Es sei aber hinreichend wissenschaftlich belegt, dass leistungsstarke Schülerinnen und Schüler in inklusiven Klassen zumindest genauso gut (ggfs. sogar besser), leistungsschwache Schülerinnen und Schüler aber auf jeden Fall besser lernen würden. Besonders beim Förderschwerpunkt Geistige Entwicklung seien die größten Lernerfolge feststellbar.
Auf die Eigenschaften guten inklusiven Unterrichts machte der Bildungsforscher die Zuhörerinnen und Zuhörer aufmerksam: Guter inklusiver Unterricht sei vor allem guter Unterricht und dieser lebe von gutem Fachwissen der Lehrerinnen und Lehrer und deren gut funktionierender Kooperation.
In der anschließenden Diskussion schalteten sich viele Kolleginnen und Kollege ein. Sie stellten eigene positive und negative Erfahrungen dar und kritisierten, dass das Land NRW viel zu wenig Stellen für die Umsetzung der Inklusion zur Verfügung stellt. Gefordert wurden u. a. kleinere Klassen, durchgängige Doppelbesetzungen, Zurverfügungstellung von Kooperationszeiten, Anrechnung von Fahrzeiten auf die Unterrichtsverpflichtung, Fortbildungen für die Regelschullehrkräfte usw.. Prof. Dr. Werning sieht das Funktionieren eines inklusiven Schulsystems unabhängig von der
Ressourcenfrage. So schlägt er vor, dass nicht alle Aufgaben von Lehrerinnen und Lehrern übernommen werden müssten.

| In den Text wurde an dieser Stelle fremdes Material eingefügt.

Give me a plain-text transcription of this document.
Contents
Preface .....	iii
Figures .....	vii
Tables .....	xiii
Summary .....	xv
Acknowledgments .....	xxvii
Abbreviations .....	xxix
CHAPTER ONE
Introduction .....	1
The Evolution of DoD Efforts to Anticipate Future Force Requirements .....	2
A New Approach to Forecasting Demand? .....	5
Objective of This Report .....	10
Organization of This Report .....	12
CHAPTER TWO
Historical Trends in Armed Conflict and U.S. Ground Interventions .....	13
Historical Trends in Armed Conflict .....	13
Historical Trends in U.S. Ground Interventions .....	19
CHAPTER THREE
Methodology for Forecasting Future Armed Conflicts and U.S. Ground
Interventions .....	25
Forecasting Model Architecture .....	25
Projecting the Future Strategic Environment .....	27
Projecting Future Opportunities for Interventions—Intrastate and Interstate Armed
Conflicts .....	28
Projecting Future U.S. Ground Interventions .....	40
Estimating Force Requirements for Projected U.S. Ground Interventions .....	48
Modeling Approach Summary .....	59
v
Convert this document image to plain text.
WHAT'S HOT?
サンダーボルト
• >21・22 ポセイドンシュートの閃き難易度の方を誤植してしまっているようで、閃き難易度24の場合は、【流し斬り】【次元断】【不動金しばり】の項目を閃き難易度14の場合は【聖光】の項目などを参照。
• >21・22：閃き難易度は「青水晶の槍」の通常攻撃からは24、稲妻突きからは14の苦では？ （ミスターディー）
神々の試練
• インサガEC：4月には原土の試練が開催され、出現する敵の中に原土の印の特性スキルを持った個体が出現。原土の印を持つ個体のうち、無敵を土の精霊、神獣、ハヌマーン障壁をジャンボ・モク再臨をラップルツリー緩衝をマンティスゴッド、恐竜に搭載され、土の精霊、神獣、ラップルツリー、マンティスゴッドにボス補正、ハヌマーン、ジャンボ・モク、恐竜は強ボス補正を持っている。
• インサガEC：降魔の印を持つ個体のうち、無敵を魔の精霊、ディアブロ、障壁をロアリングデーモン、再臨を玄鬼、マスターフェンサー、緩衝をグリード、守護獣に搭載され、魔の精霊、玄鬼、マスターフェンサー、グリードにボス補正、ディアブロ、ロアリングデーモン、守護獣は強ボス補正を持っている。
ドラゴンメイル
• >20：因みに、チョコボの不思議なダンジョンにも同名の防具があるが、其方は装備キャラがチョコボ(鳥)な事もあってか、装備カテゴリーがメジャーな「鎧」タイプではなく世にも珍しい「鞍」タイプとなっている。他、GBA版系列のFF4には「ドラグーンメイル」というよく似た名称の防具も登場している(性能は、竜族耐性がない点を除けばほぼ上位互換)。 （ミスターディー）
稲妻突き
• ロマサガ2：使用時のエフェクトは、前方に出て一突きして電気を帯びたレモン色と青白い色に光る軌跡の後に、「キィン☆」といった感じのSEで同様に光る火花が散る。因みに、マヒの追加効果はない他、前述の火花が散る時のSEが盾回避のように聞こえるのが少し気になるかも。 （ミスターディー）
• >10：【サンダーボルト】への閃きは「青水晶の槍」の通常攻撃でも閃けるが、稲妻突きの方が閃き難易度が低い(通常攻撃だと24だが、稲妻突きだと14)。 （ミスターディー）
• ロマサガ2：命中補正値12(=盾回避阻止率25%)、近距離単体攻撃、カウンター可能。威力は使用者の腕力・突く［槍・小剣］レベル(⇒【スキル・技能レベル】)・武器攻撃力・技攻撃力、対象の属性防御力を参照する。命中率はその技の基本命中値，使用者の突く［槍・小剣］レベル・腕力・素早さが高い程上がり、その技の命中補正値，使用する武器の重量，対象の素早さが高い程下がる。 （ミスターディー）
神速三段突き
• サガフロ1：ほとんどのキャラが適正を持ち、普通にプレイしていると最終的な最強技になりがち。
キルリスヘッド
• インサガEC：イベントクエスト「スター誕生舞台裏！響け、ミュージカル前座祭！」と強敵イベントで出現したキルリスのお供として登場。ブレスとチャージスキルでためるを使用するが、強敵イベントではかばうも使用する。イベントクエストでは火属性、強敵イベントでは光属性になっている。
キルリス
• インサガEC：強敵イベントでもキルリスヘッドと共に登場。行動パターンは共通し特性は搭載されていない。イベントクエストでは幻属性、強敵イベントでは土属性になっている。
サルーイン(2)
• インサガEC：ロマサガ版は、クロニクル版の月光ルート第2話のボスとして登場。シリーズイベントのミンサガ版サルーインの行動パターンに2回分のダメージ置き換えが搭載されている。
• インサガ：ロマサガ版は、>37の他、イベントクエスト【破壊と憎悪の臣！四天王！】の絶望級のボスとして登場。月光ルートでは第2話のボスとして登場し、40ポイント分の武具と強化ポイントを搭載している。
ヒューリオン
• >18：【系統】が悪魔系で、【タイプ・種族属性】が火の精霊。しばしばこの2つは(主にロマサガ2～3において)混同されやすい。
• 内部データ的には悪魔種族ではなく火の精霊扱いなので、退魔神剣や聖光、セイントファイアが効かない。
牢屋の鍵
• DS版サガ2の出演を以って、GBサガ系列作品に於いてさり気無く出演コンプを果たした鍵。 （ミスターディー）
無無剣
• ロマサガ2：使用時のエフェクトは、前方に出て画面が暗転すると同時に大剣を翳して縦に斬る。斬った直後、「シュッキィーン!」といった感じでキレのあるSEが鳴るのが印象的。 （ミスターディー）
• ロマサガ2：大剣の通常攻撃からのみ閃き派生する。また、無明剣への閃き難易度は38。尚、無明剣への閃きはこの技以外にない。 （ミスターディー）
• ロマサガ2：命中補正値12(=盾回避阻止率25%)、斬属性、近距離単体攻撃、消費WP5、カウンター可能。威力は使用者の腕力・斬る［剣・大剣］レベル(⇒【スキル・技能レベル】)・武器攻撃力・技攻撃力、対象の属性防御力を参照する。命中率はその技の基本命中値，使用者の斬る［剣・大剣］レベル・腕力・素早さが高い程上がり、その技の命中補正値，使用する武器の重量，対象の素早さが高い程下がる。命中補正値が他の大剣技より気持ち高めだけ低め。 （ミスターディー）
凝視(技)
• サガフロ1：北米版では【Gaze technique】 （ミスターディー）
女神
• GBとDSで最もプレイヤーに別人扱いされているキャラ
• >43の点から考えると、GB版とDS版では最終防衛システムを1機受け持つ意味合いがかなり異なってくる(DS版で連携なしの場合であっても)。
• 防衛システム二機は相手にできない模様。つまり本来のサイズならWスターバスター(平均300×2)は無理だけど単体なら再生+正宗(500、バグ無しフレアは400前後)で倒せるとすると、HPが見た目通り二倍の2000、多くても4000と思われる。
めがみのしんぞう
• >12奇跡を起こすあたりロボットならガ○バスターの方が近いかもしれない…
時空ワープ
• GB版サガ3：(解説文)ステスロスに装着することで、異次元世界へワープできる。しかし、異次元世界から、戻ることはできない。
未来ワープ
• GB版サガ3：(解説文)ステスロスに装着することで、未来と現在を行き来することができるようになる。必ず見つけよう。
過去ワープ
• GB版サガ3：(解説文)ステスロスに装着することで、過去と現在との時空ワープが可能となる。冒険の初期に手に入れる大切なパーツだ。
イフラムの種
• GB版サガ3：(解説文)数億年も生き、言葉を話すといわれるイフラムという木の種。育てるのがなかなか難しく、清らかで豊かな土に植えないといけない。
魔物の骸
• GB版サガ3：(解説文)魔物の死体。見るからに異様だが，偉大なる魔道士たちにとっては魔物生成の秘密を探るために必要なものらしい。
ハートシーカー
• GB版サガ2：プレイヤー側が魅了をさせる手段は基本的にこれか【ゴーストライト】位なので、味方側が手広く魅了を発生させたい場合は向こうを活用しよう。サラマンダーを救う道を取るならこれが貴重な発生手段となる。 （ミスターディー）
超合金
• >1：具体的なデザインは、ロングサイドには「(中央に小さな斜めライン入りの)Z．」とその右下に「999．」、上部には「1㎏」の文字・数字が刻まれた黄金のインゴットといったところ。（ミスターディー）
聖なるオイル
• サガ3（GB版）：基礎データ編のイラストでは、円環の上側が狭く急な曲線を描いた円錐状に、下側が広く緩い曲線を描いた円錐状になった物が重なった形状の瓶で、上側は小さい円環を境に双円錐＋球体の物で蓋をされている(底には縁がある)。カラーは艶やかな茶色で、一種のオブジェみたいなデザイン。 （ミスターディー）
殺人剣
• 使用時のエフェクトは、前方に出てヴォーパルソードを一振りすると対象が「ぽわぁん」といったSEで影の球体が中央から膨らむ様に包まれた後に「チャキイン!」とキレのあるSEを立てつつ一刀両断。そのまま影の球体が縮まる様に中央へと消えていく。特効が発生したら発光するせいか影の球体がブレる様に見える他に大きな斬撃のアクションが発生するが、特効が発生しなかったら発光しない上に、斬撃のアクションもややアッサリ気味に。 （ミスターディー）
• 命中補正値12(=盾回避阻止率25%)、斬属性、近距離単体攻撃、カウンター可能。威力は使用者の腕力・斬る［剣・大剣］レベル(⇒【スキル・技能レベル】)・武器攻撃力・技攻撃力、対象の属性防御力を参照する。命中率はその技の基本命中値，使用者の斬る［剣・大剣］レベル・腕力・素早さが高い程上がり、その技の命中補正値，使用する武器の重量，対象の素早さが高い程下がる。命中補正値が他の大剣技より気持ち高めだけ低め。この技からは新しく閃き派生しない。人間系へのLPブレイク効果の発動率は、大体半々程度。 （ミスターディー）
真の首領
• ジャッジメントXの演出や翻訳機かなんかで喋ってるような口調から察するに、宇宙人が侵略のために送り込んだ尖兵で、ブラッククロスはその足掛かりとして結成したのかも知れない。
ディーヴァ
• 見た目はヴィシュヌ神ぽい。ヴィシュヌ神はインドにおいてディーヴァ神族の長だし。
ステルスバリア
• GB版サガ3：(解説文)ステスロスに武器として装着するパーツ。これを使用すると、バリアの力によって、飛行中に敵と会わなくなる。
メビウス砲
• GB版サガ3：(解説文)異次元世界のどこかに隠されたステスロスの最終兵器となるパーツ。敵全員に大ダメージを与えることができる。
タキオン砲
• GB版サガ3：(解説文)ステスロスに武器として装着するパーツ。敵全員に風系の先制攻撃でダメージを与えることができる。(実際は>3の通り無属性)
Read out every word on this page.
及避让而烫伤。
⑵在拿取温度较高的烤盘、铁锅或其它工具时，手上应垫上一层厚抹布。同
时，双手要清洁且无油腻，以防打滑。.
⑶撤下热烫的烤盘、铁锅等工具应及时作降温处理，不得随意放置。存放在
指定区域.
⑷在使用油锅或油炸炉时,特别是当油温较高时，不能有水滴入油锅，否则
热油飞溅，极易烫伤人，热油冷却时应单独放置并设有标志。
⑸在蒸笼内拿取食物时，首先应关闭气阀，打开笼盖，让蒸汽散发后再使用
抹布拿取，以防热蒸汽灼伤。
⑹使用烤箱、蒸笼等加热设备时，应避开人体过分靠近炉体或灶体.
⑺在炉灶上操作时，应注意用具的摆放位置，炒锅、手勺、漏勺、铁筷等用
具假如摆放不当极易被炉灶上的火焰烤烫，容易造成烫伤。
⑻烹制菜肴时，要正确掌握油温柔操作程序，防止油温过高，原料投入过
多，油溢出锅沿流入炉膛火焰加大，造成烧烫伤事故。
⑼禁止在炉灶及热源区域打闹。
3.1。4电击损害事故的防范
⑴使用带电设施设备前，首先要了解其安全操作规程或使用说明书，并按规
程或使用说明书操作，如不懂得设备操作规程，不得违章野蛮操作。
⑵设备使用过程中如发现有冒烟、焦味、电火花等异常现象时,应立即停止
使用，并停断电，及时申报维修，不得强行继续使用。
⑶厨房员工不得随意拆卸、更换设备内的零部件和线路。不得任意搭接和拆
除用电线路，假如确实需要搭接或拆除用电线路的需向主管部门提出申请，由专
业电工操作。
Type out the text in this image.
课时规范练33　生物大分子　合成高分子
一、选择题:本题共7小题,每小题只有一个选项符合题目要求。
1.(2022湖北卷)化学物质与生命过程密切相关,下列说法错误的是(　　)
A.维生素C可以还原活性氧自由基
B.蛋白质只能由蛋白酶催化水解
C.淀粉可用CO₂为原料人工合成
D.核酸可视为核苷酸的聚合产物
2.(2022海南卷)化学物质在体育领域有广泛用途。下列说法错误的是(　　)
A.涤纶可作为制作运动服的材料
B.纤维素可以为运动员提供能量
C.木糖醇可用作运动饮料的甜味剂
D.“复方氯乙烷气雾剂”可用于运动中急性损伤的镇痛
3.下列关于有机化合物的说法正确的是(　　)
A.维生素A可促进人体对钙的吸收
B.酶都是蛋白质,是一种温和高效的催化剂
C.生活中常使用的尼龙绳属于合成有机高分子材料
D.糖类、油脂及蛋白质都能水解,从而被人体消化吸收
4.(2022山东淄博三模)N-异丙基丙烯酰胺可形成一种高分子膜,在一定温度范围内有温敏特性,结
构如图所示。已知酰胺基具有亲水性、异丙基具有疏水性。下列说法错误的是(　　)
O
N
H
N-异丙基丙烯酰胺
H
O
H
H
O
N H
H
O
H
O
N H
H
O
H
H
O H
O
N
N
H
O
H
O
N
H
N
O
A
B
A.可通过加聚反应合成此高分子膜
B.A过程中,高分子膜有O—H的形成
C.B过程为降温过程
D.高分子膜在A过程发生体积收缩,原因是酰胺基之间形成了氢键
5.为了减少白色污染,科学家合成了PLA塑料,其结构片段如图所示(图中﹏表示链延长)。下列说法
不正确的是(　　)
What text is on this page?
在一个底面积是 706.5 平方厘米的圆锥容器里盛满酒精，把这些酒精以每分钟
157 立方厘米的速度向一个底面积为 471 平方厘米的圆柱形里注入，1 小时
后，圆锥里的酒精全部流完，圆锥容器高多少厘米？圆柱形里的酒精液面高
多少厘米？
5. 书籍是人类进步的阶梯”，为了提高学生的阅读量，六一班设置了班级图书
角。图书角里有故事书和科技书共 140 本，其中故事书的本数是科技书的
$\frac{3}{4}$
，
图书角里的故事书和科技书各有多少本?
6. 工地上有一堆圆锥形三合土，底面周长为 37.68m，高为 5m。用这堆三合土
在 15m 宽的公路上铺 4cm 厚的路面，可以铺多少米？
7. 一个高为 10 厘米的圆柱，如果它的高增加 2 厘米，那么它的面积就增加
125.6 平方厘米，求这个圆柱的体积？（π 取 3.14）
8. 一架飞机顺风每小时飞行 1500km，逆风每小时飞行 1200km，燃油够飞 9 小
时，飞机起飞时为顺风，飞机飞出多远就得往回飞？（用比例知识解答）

Hierzu merkt der Stadtverband an: Guter inklusiver Unterricht braucht Zeit, Qualität und Unterstützung.
Zeit für Vor- und Nachbereitung im Team, Zeit für Fortbildungen, Zeit für Konzeptentwicklungen, Zeit für Beratungen, Absprachen .... . Diese muss den Kolleginnen und Kollegen innerhalb der Arbeitszeit zur
Verfügung gestellt werden, so dass sie dies nicht zusätzlich abends oder am Wochenende machen müssen. Hierfür bedarf es angemessener Ressourcen.
Die ständig wachsenden Aufgaben wie Dokumentationspflichten, ineffiziente Lernstandserhebungen ohne Konsequenzen usw. sind zu stoppen.
Das Land muss endlich den Lehrermangel beheben, damit die Kolleginnen und Kollegen nicht mehr zusätzlich belastet werden durch Mehrarbeitsstunden zum Ausgleich für nicht besetzte Stellen.
Qualität für inklusiven Unterricht meint: es müssen genügend Lehrkräfte für Sonderpädagogik ausgebildet werden und den Schulen mit Gemeinsamen Lernen zugewiesen werden. Die Klassen mit Gemeinsamen
Lernen sind zu verkleinern, die Anzahl der Schülerinnen und Schüler mit sonderpädagogischem Förderbedarf soll nicht mehr als 5 pro Klasse betragen und der Unterricht soll mit verbindlichen Doppelbesetzungen organisiert werden.
Qualität beinhaltet auch die räumlichen und sächlichen Gegebenheiten, die notwendig sind für Differenzierungsmaßnahmen in den Lerngruppen, Testmaterialien, Fördermaterial, Pflegepersonal, Pflegeräume usw..
Zur Unterstützung der Schulen mit Gemeinsamen Lernen bedarf es auch Unterstützungszentren in jeder Stadt, in denen Fachberater bei Fragen zur Verfügung stehen. Dort sollen Fortbildungen, Treffen von
Arbeitskreisen, Supervisionen u. ä. organisiert und vorgehalten werden.
Hier stehen die Stadt Duisburg als Schulträger und das Land NRW als Arbeitgeber gleichermaßen in der Verantwortung.